Salari sempre in forte crescita
I salari orari, tra risparmi ancora in eccesso, una politica fiscale generosa e tendenze strutturali del mercato del lavoro, crescono ancora velocemente, più dell’inflazione e della produttività. La frenata rispetto al passato anche recente è evidente – segno che il morso dei prezzi più alti e della crisi si sente – ma i ritmi restano elevati rispetto a una media di lungo periodo del 3%.
Un errore dei mercati o un errore della Fed?
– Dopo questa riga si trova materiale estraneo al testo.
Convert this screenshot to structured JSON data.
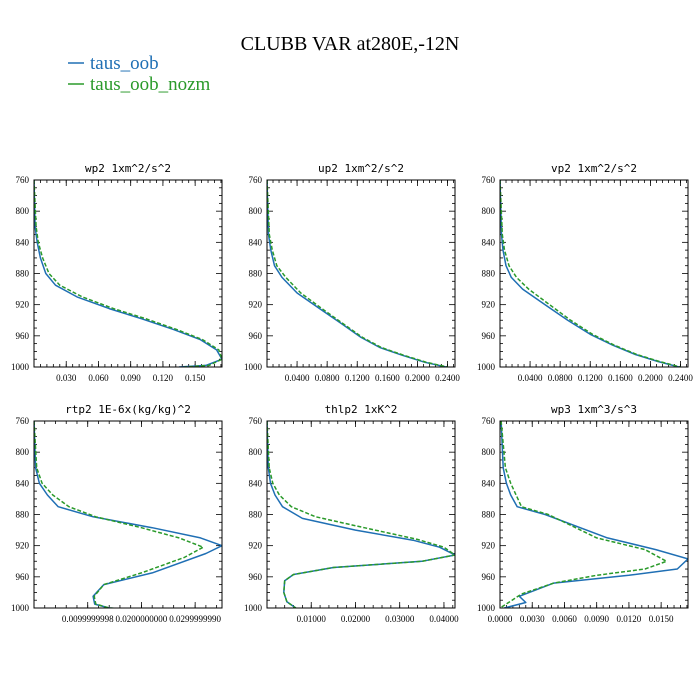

Il rischio è allora che gli sforzi fatti finora dalla Federal reserve non siano sufficienti. È un rischio che fa emergere due ipotesi. La prima, fondata sull’andamento delle quotazioni, è quella dell’errore tecnico: la scelta di rinunciare alla forward guidance ha portato a una sottovalutazione, da parte dei mercati, della reale determinazione della Fed. La seconda, che guarda piuttosto all’economia reale, è quella dell’errore politico: la Fed è meno determinata di quanto dovrebbe, preoccupata della stabilità finanziaria e del rallentamento dell’economia. Le proiezioni sui tassi, le parole di Powell saranno importanti come raramente in passato, in questa situazione.